The legendary Stephen Sondheim, one of our most celebrated artists of the past century, once penned a piece stating that if you attended one of his shows, the only feedback he wanted to hear afterwards was how much you loved it. Period. He didn’t need to know how much you loved the first act “but the second act still needs work” or that you really enjoyed the music “but feel like it could use a few more ballads”. If one of the greatest artists to ever live can admit that’s what he’s looking for, I think we can all get aboard the “spread the love” train because flattery and artistry don’t have to contradict each other.
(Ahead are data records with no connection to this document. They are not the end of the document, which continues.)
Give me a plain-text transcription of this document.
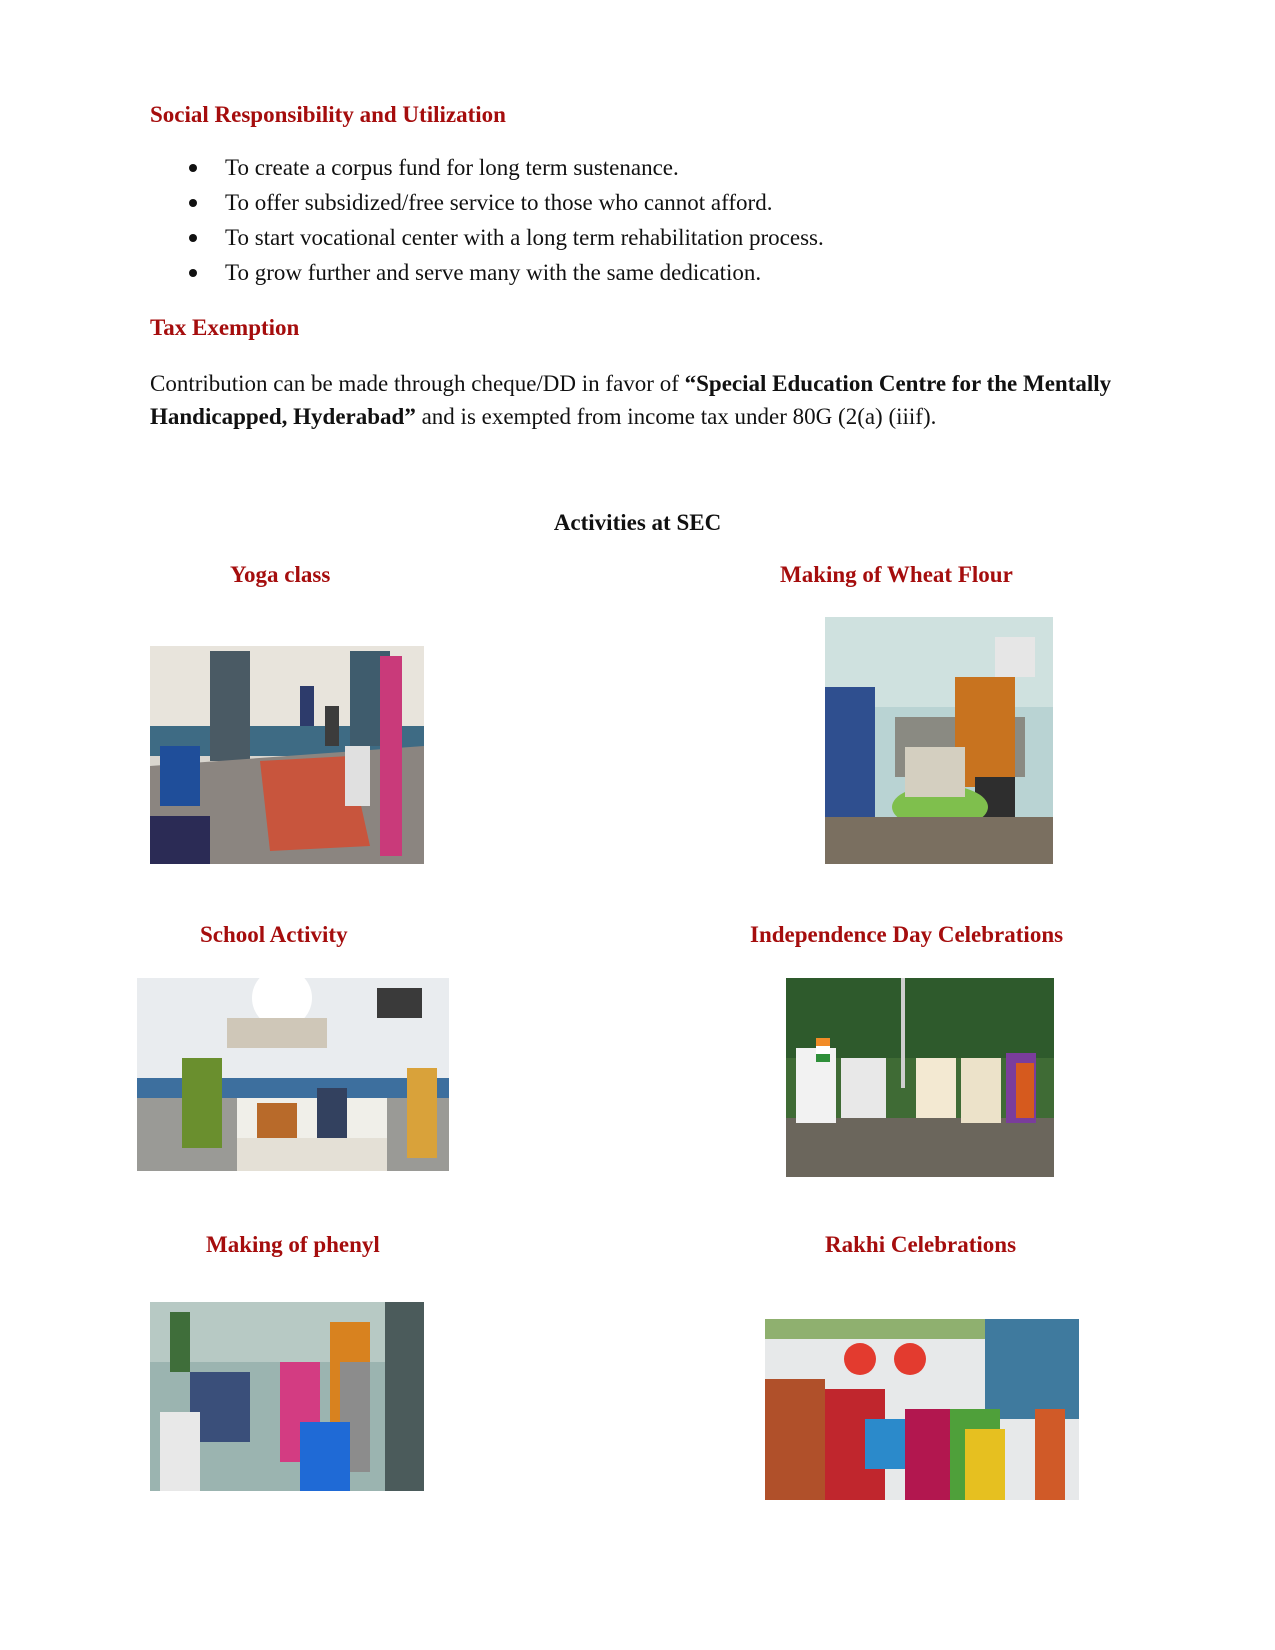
Social Responsibility and Utilization
To create a corpus fund for long term sustenance.
To offer subsidized/free service to those who cannot afford.
To start vocational center with a long term rehabilitation process.
To grow further and serve many with the same dedication.
Tax Exemption

Contribution can be made through cheque/DD in favor of “Special Education Centre for the Mentally Handicapped, Hyderabad” and is exempted from income tax under 80G (2(a) (iiif).

Activities at SEC
Yoga class	Making of Wheat Flour
School Activity	Independence Day Celebrations
Making of phenyl	Rakhi Celebrations
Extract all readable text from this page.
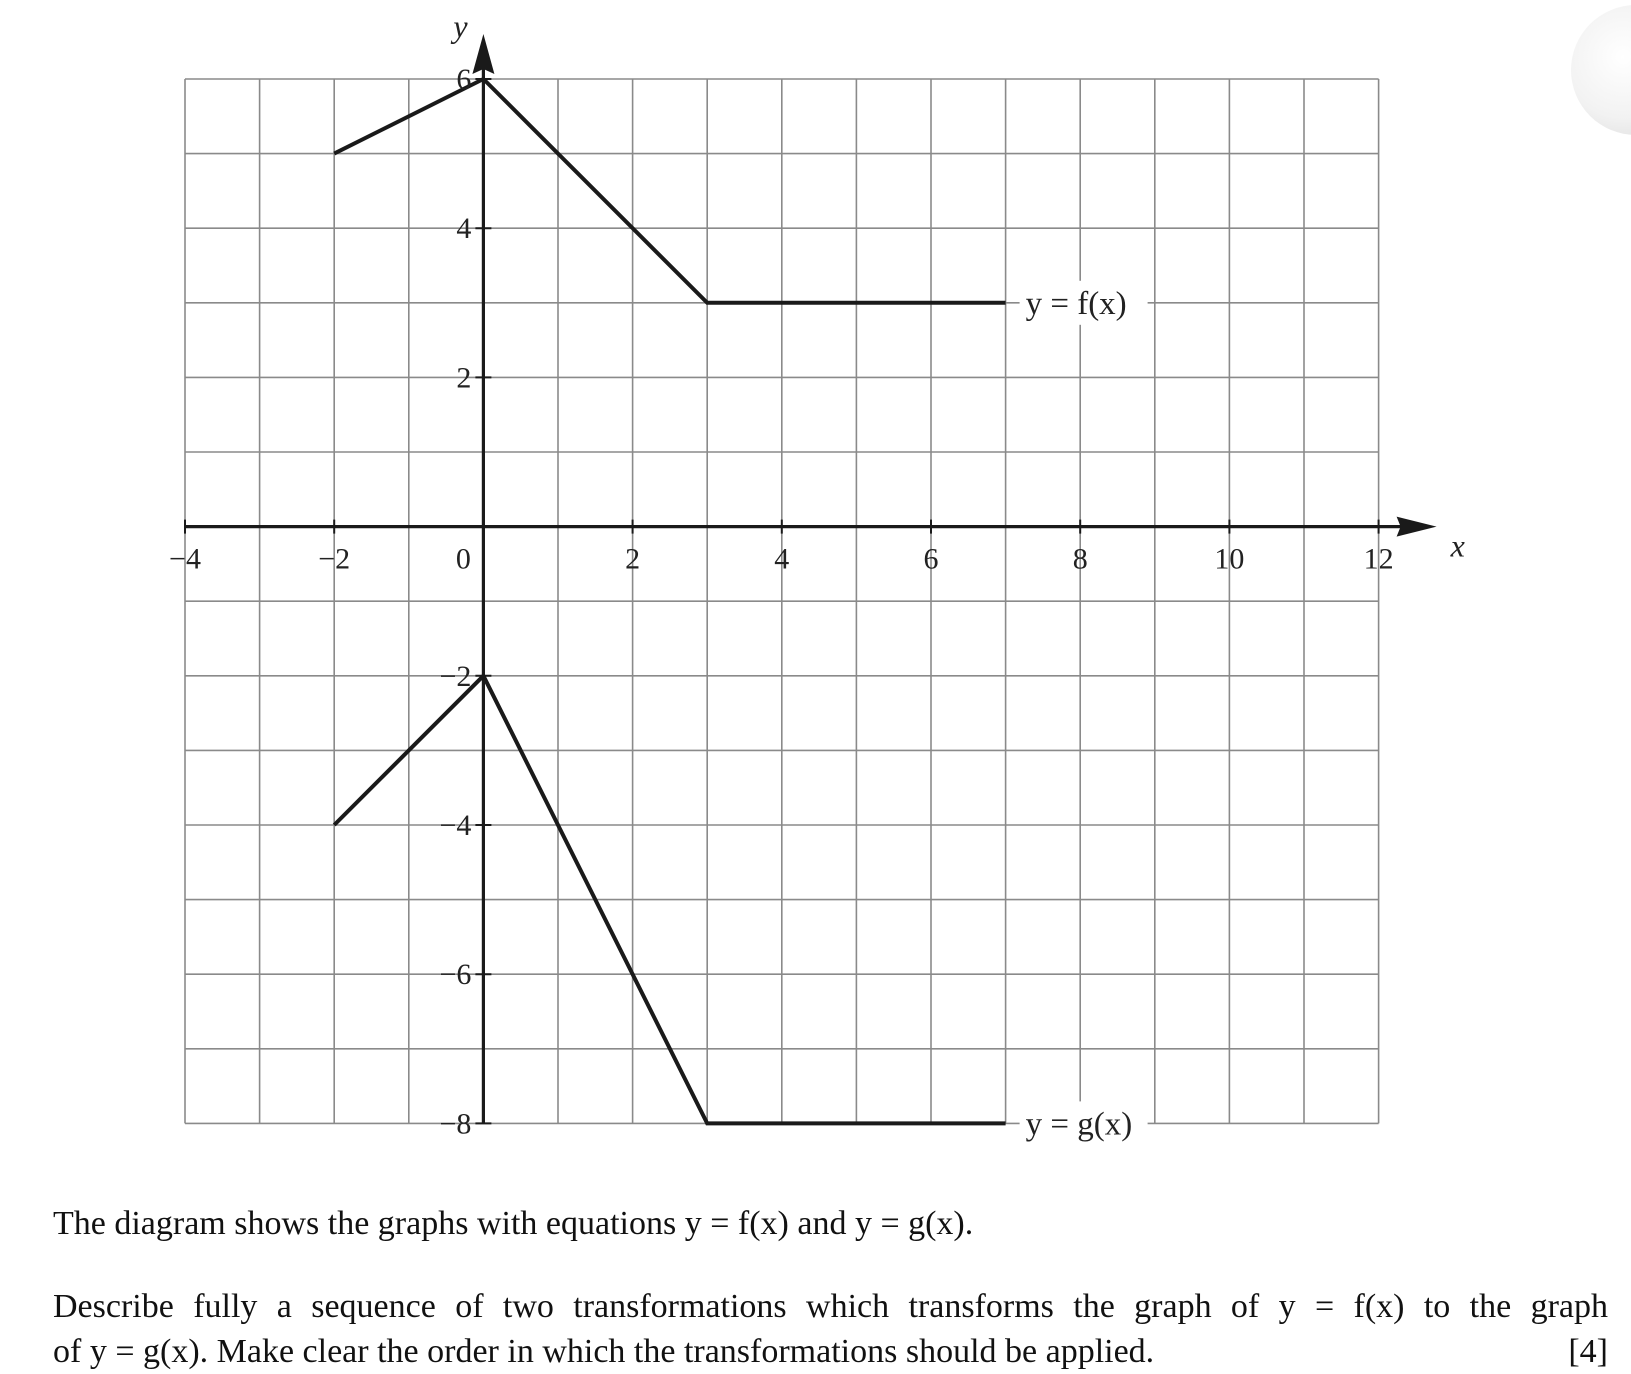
−4	−2	0	2	4	6	8	10	12
6
4
2
−2
−4
−6
−8
x
y
y = f(x)
y = g(x)
The diagram shows the graphs with equations y = f(x) and y = g(x).
Describe fully a sequence of two transformations which transforms the graph of y = f(x) to the graph
of y = g(x). Make clear the order in which the transformations should be applied.	[4]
Isn't it a universal desire for folks to love our work? Though we may claim we’re only looking for "the truth", I call bullshit. Yes, we may want genuine thoughts from our trusted inner circle but everyone else from agent assistants to other acquaintances from within the industry, we’re hoping to hear how much they loved our performances.

Therefore, dish out what you know you’d appreciate. Doing so can pave the way for a deeper connection. And why?


We All Have Egos and We Like Them Stroked


Most egos are fairly fragile and few instances is this more true than in the entertainment industry. Just look at that one actor whose head might pop off if they get the simple note to speak a little louder. With some folks, you’d think you’d just killed their cat the way they react to criticism.

Therefore, the opposite is also true. Appealing to someone’s ego is low hanging fruit when it comes to forging a connection. They will likely respond with humility, false or not, and you’ll be well on your way to taking the connection to the next level. And that’s the entire point, right? We’re always looking for inroads to a meaningful connection and beginning with recognizing the value of an artist’s work is a really terrific starting place. As always, it’s all about who you know and who you know is your responsibility.

Recognizing this, it's time to reassess our reticence in praising our peers' work. There's no need to let our "elite judgment" cloud our ability to uplift others. Because who does it hurt? You and only you.

Praising others' work, even if it doesn't fit our mold of excellence, isn't a sign of weakness. It's a mark of grace, empathy, and respect for the creative journey we are all undertaking. Because, in the end, we're all in this together. Let's make the journey a bit more enjoyable for everyone. After all, every artist deserves their moment in the sun. Let's be the ones to give it to them.